The legislation, a version of which was passed previously by the Senate, sets new caps on the cash price that merchants can charge for their wares and calls for clearer consumer information on how the cost of a rent-to-own agreement compares with the cash price.

Critics of the rent-to-own industry, including Gov. Peter Shumlin and Attorney General William Sorrell, maintain that consumers often don’t understand that if they make it to the end of a rent-to-own contract, they often end up paying far more for a product than if it were bought for cash or on credit.

Industry officials contend that their business should not be compared to other types of retail because they offer a different set of services, including coming to pick up an item with no further cost to the consumer if the consumer decides he or she doesn’t need or want it any more.

Rep. Maureen Dakin, D-Colchester, said the bill aims for a better balance between business and consumer.

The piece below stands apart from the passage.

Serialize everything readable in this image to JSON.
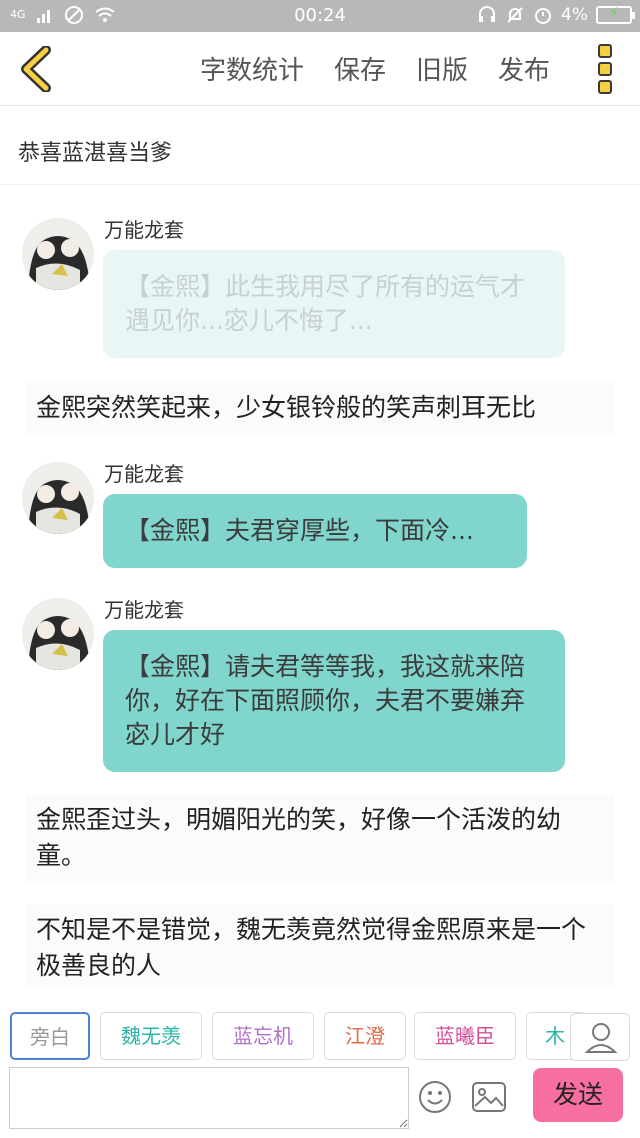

“Because few agreements result in actual ownership of the merchandise it is incumbent to provide protections from unreasonable interest rates for consumers while providing reasonable rates of return for the business,” she said as she introduced the bill to her House colleagues on Thursday.

Chris Curtis, an attorney with Vermont Legal Aid who had worked on the bill, called it “a big win for Vermont consumers.”

The bill requires consumers to be given information allowing them to compare the cost of an item through a rent-to-own contract and by paying a cash price. And it limits the cash price that rent-to-own stores can charge on various items, including 1.75 times the merchant’s cost for electronics, for example.

That did not sit well with Dwight Dumler, senior vice president with Rent-A-Center.

“The bill’s price restrictions are detrimental to competition and will result in fewer options for consumers,” Dumler said in an email. “We support the bill’s disclosure and transparency provisions. Clear and thorough disclosures benefit consumers and the industry.”

The measure was given preliminary approval on a voice vote; it is up for final action on Friday.

The House attached several other consumer protections to a rent-to-own bill sent to it by the Senate. If the Senate does not concur with the House changes, differences would have to be worked out in a conference committee.

Those included disclosure of potential costs to consumers by home security companies that provide automated calling services to police and fire departments. They also included giving Internet dating services new tools to help them prevent users from committing fraud against other users.